Among the loudest voices criticizing the bill is hedge fund manager Spencer Hakimian, who posted this week on X: “The Big Beautiful Bill is the most financially damaging law ever passed in American history.”
He shared a chart comparing it to other major federal spending bills, making clear just how outsized the OBBBA’s price tag really is.
For context, the CARES Act of 2020 cost about $1.5 trillion. The American Rescue Plan under President Joe Biden? Around $1.9 trillion. By comparison, the OBBBA makes both look modest. Even the 2017 Tax Cuts and Jobs Act, passed under Trump, was smaller at around $1.5 trillion.
A Budget-Buster Like No Other
According to the Center for a Responsible Federal Budget, the Yale Budget Lab, and an analysis published by The New York Times, the OBBBA is projected to add at least $3 trillion to the national deficit over the next decade.
If extended permanently, that figure rises closer to $4 trillion. The bill’s cost is so large that it could send the federal debt-to-GDP ratio to nearly 130% by 2035, up from just under 100% today.
The law heavily favors high-income individuals and corporations. Critics say it will result in around 10 million Americans losing Medicaid coverage, while also reversing much of the progress made under the Affordable Care Act.
It also eliminates major green energy incentives, which experts warn will slow efforts to reduce greenhouse gas emissions.
Less Coverage, More Costs
A breakdown from the Center for American Progress highlighted several provisions that didn’t make headlines but will directly impact everyday Americans:
It defunds Planned Parenthood clinics for a year, stripping Medicaid patients of access to services like STI screenings and cancer checks.
It blocks a rule that makes it easier for low-income seniors to enroll in Medicare Savings Programs.
The result? Out-of-pocket costs for vulnerable enrollees could spike by thousands per year.
It mandates new out-of-pocket expenses for Medicaid users, with families making around $33,000 potentially paying up to $1,650 annually.

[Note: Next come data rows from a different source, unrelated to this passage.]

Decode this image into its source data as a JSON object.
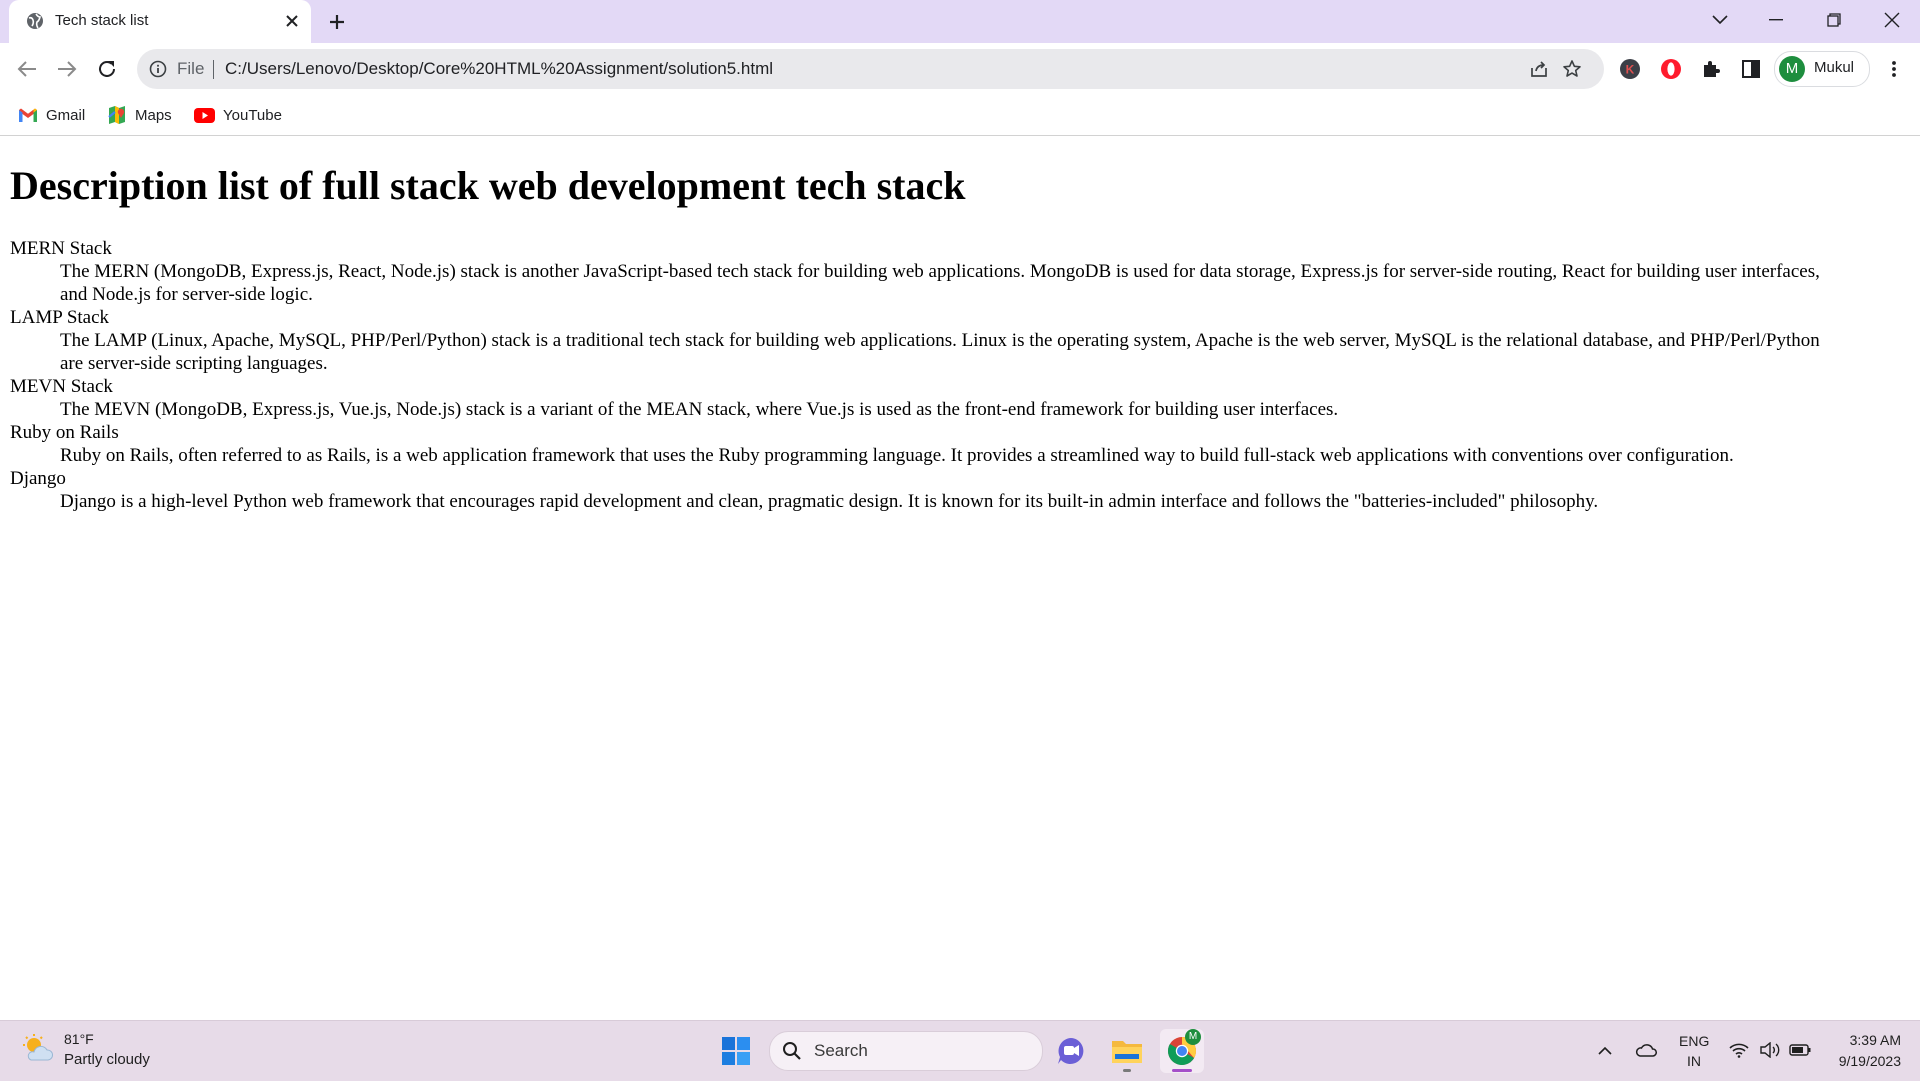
{
  "browser": {
    "tab": {
      "title": "Tech stack list"
    },
    "address": {
      "scheme_label": "File",
      "url": "C:/Users/Lenovo/Desktop/Core%20HTML%20Assignment/solution5.html"
    },
    "profile": {
      "initial": "M",
      "name": "Mukul"
    },
    "extensions": [
      {
        "icon": "k-extension-icon",
        "label": "K"
      }
    ],
    "bookmarks": [
      {
        "label": "Gmail",
        "icon": "gmail-icon"
      },
      {
        "label": "Maps",
        "icon": "maps-icon"
      },
      {
        "label": "YouTube",
        "icon": "youtube-icon"
      }
    ]
  },
  "page": {
    "heading": "Description list of full stack web development tech stack",
    "items": [
      {
        "term": "MERN Stack",
        "description": "The MERN (MongoDB, Express.js, React, Node.js) stack is another JavaScript-based tech stack for building web applications. MongoDB is used for data storage, Express.js for server-side routing, React for building user interfaces, and Node.js for server-side logic."
      },
      {
        "term": "LAMP Stack",
        "description": "The LAMP (Linux, Apache, MySQL, PHP/Perl/Python) stack is a traditional tech stack for building web applications. Linux is the operating system, Apache is the web server, MySQL is the relational database, and PHP/Perl/Python are server-side scripting languages."
      },
      {
        "term": "MEVN Stack",
        "description": "The MEVN (MongoDB, Express.js, Vue.js, Node.js) stack is a variant of the MEAN stack, where Vue.js is used as the front-end framework for building user interfaces."
      },
      {
        "term": "Ruby on Rails",
        "description": "Ruby on Rails, often referred to as Rails, is a web application framework that uses the Ruby programming language. It provides a streamlined way to build full-stack web applications with conventions over configuration."
      },
      {
        "term": "Django",
        "description": "Django is a high-level Python web framework that encourages rapid development and clean, pragmatic design. It is known for its built-in admin interface and follows the \"batteries-included\" philosophy."
      }
    ]
  },
  "taskbar": {
    "weather": {
      "temp": "81°F",
      "condition": "Partly cloudy"
    },
    "search": {
      "placeholder": "Search"
    },
    "tray": {
      "lang_top": "ENG",
      "lang_bottom": "IN"
    },
    "clock": {
      "time": "3:39 AM",
      "date": "9/19/2023"
    },
    "chrome_badge": "M"
  },
  "colors": {
    "tab_strip": "#e3d9f6",
    "taskbar": "#e7dbe8",
    "avatar": "#1e8e3e",
    "youtube_red": "#ff0000"
  }
}
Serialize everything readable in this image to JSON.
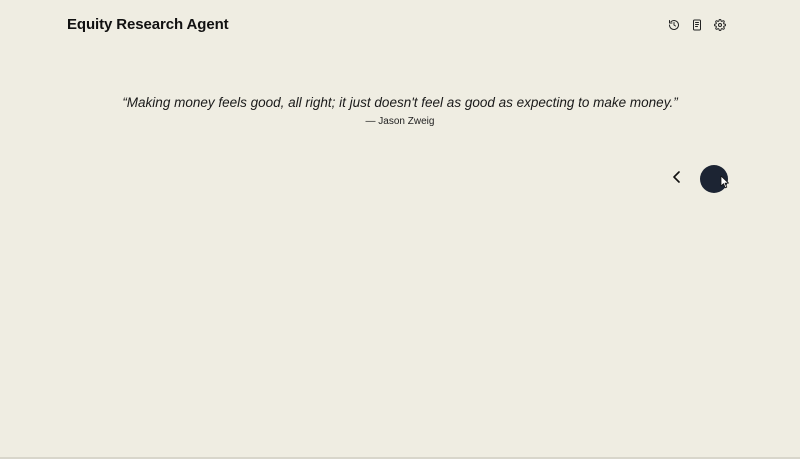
{
  "app": {
    "title": "Equity Research Agent"
  },
  "toolbar": {
    "buttons": [
      {
        "icon": "history-icon"
      },
      {
        "icon": "notebook-icon"
      },
      {
        "icon": "gear-icon"
      }
    ]
  },
  "quote": {
    "text": "“Making money feels good, all right; it just doesn't feel as good as expecting to make money.”",
    "author": "— Jason Zweig"
  },
  "navigation": {
    "back_icon": "chevron-left-icon",
    "primary_button_color": "#1c2433"
  },
  "colors": {
    "background": "#efede2",
    "text": "#111111",
    "accent": "#1c2433"
  }
}
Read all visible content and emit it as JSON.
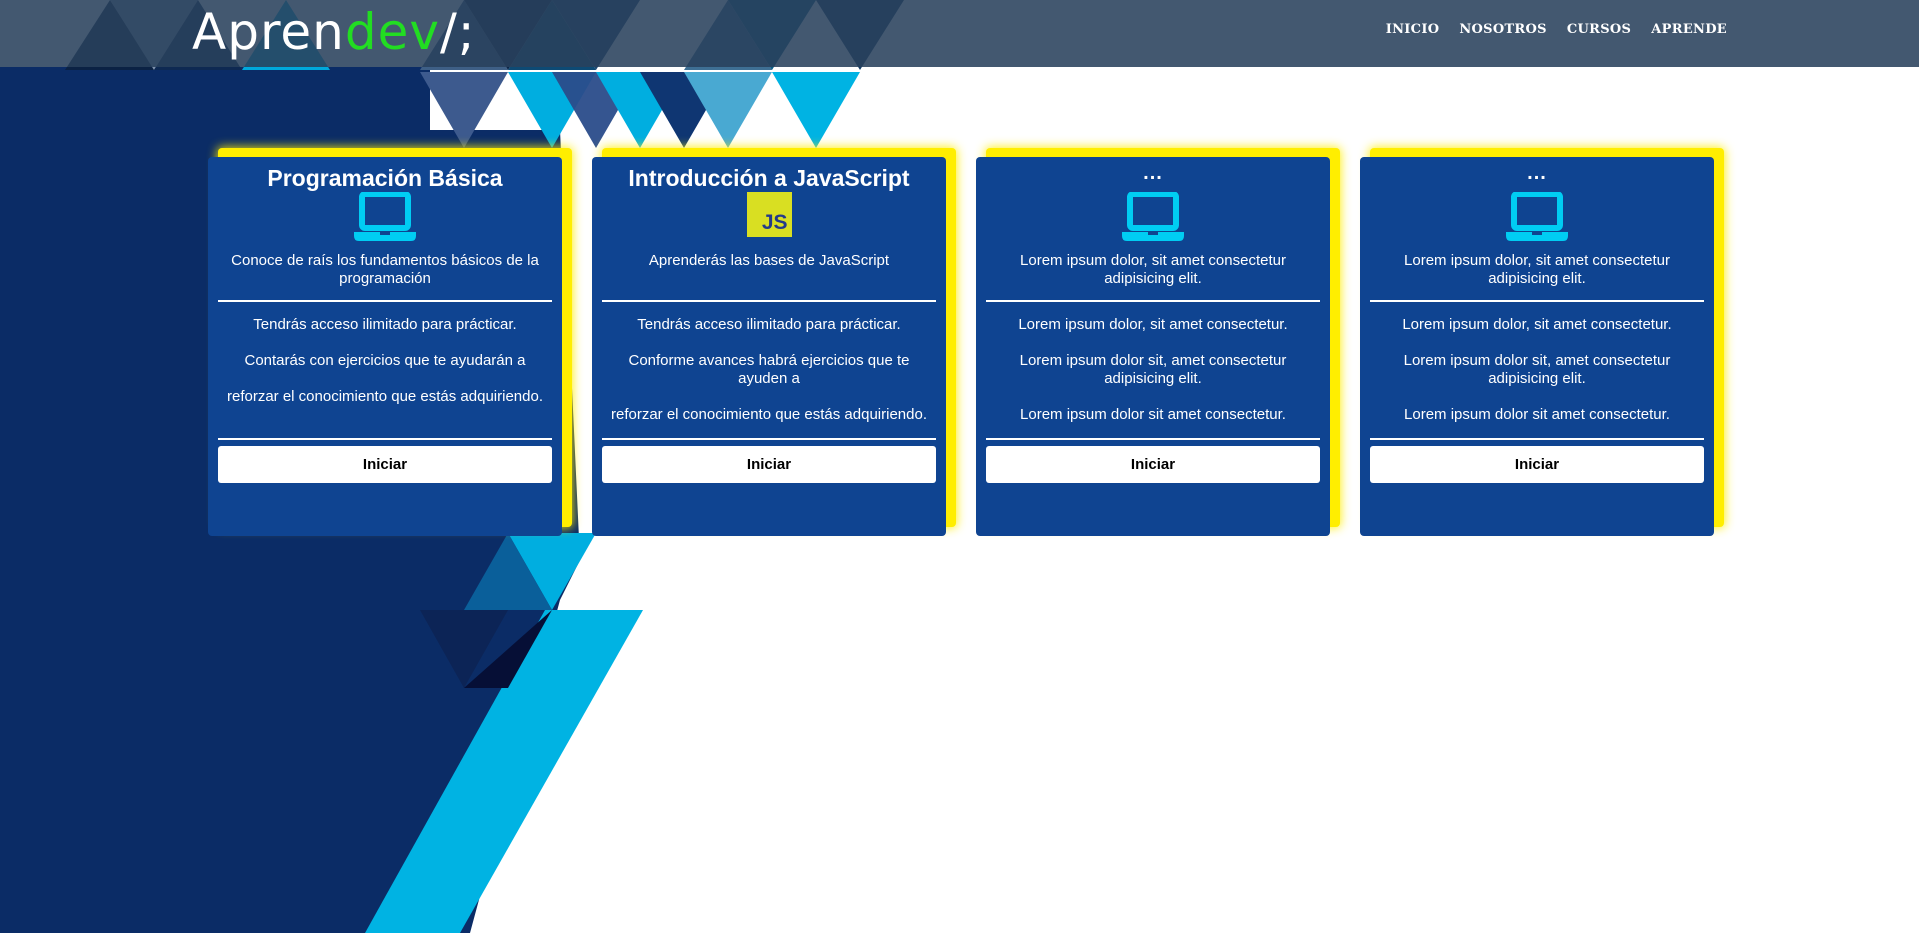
{
  "header": {
    "logo_main": "Apren",
    "logo_accent": "dev",
    "logo_suffix": "/;",
    "nav": [
      "INICIO",
      "NOSOTROS",
      "CURSOS",
      "APRENDE"
    ]
  },
  "cards": [
    {
      "title": "Programación Básica",
      "icon": "laptop-icon",
      "description": "Conoce de raís los fundamentos básicos de la programación",
      "features": [
        "Tendrás acceso ilimitado para prácticar.",
        "Contarás con ejercicios que te ayudarán a",
        "reforzar el conocimiento que estás adquiriendo."
      ],
      "button": "Iniciar"
    },
    {
      "title": "Introducción a JavaScript",
      "icon": "javascript-icon",
      "icon_text": "JS",
      "description": "Aprenderás las bases de JavaScript",
      "features": [
        "Tendrás acceso ilimitado para prácticar.",
        "Conforme avances habrá ejercicios que te ayuden a",
        "reforzar el conocimiento que estás adquiriendo."
      ],
      "button": "Iniciar"
    },
    {
      "title": "...",
      "icon": "laptop-icon",
      "description": "Lorem ipsum dolor, sit amet consectetur adipisicing elit.",
      "features": [
        "Lorem ipsum dolor, sit amet consectetur.",
        "Lorem ipsum dolor sit, amet consectetur adipisicing elit.",
        "Lorem ipsum dolor sit amet consectetur."
      ],
      "button": "Iniciar"
    },
    {
      "title": "...",
      "icon": "laptop-icon",
      "description": "Lorem ipsum dolor, sit amet consectetur adipisicing elit.",
      "features": [
        "Lorem ipsum dolor, sit amet consectetur.",
        "Lorem ipsum dolor sit, amet consectetur adipisicing elit.",
        "Lorem ipsum dolor sit amet consectetur."
      ],
      "button": "Iniciar"
    }
  ],
  "colors": {
    "navy": "#0b2c66",
    "card": "#0f4491",
    "cyan": "#00b3e3",
    "accent_green": "#22dd22",
    "glow_yellow": "#ffee00"
  }
}
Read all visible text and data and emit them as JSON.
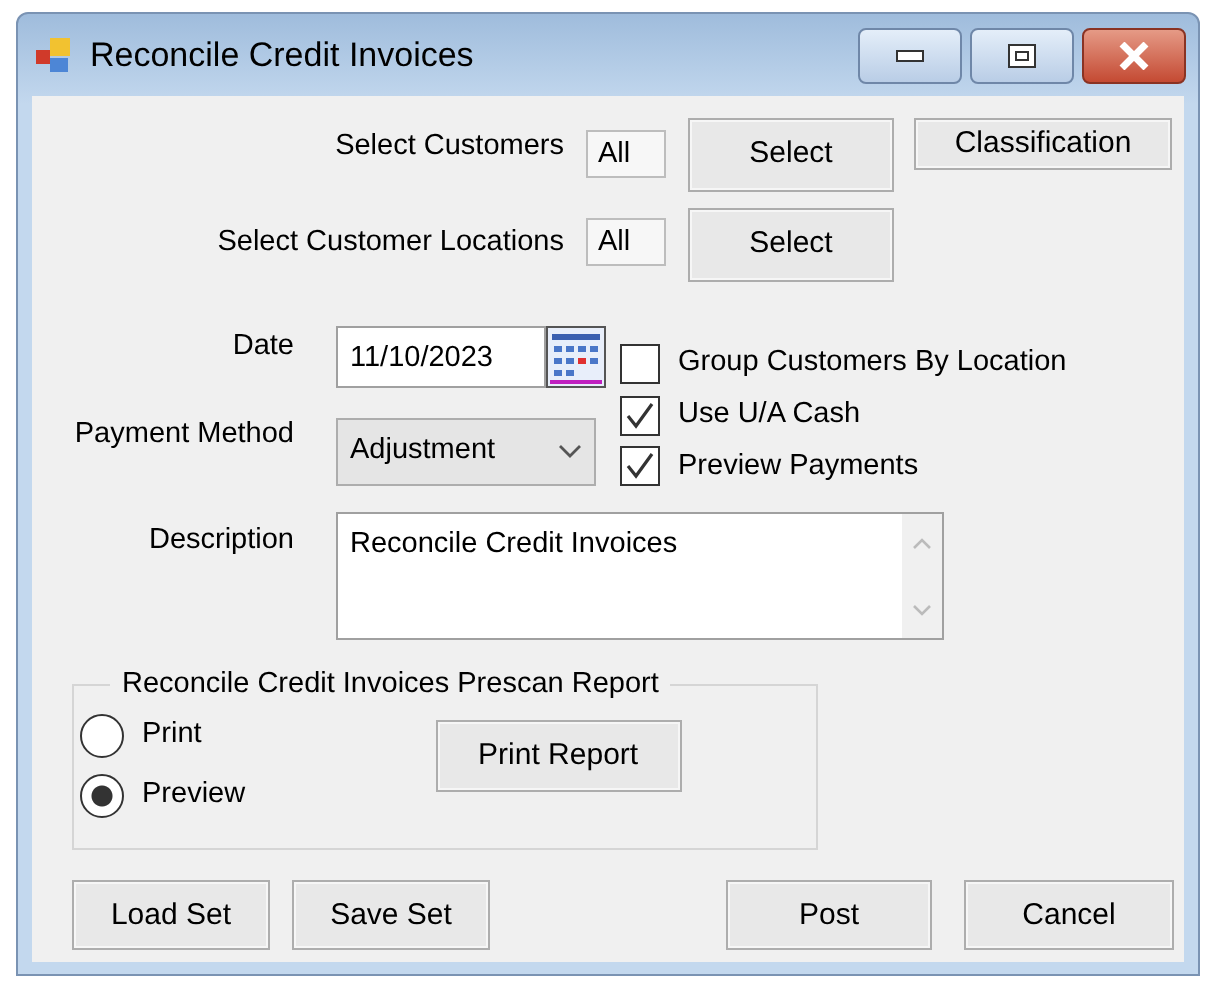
{
  "window": {
    "title": "Reconcile Credit Invoices"
  },
  "customers": {
    "label": "Select Customers",
    "value": "All",
    "button": "Select",
    "extra_button": "Classification"
  },
  "locations": {
    "label": "Select Customer Locations",
    "value": "All",
    "button": "Select"
  },
  "date": {
    "label": "Date",
    "value": "11/10/2023"
  },
  "payment_method": {
    "label": "Payment Method",
    "value": "Adjustment"
  },
  "options": [
    {
      "label": "Group Customers By Location",
      "checked": false
    },
    {
      "label": "Use U/A Cash",
      "checked": true
    },
    {
      "label": "Preview Payments",
      "checked": true
    }
  ],
  "description": {
    "label": "Description",
    "value": "Reconcile Credit Invoices"
  },
  "prescan": {
    "title": "Reconcile Credit Invoices Prescan Report",
    "options": [
      {
        "label": "Print",
        "selected": false
      },
      {
        "label": "Preview",
        "selected": true
      }
    ],
    "button": "Print Report"
  },
  "buttons": [
    "Load Set",
    "Save Set",
    "Post",
    "Cancel"
  ]
}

It reinstates strict work reporting rules for food stamp recipients, including youth aging out of foster care, veterans, and the homeless, likely kicking hundreds of thousands off SNAP benefits.
It removes all existing income-driven student loan repayment plans, replacing them with a more expensive option that increases annual payments by nearly $3,000 for a typical borrower.
Executive Power, Expanded
The bill also gives the Trump administration significant, unchecked funding:
$30 billion to expand Immigration and Customs Enforcement (ICE), tripling its budget.
Past enforcement actions by ICE have drawn sharp criticism and legal challenges.
$100 million to the White House Office of Management and Budget, led by Project 2025 architect Russell Vought, to fund “efficiency reviews.”
Critics argue this will enable the administration to continue withholding legally allocated funds.
According to Steven Rattner, a former Treasury official who wrote a guest essay for The New York Times, “Trump plunged back into office with a muscularity unmatched by any other president in my lifetime.”
He emphasized that much of Trump’s economic agenda, including OBBBA, relies on executive orders instead of traditional lawmaking.
Public Sentiment Tanks
Rattner’s analysis includes a striking detail: despite Trump’s sweeping actions, the economic results have disappointed many Americans.
The unemployment rate ticked up to 4.6% by late 2025, and job growth has slowed to just 55,000 new jobs per month, a steep drop from 192,000 per month during Biden’s last two years.
Inflation remains stubborn at around 3%, driven in part by Trump’s high tariffs. Consumer sentiment is near historic lows, and Trump’s approval rating has dropped to 36% after one year, lower than any other modern president at that point.
The Verdict
Hakimian’s message pulls no punches, but the data backs up his claim.
The One Big Beautiful Bill Act not only carries a price tag larger than any legislation in recent history, it also introduces wide-reaching changes that critics argue will harm low-income Americans, weaken healthcare access, and deepen the national deficit.
Whether it truly is the most financially damaging law in American history may be debated for years, but for many economists, budget experts, and everyday families already feeling the effects, the damage is very real, and just beginning.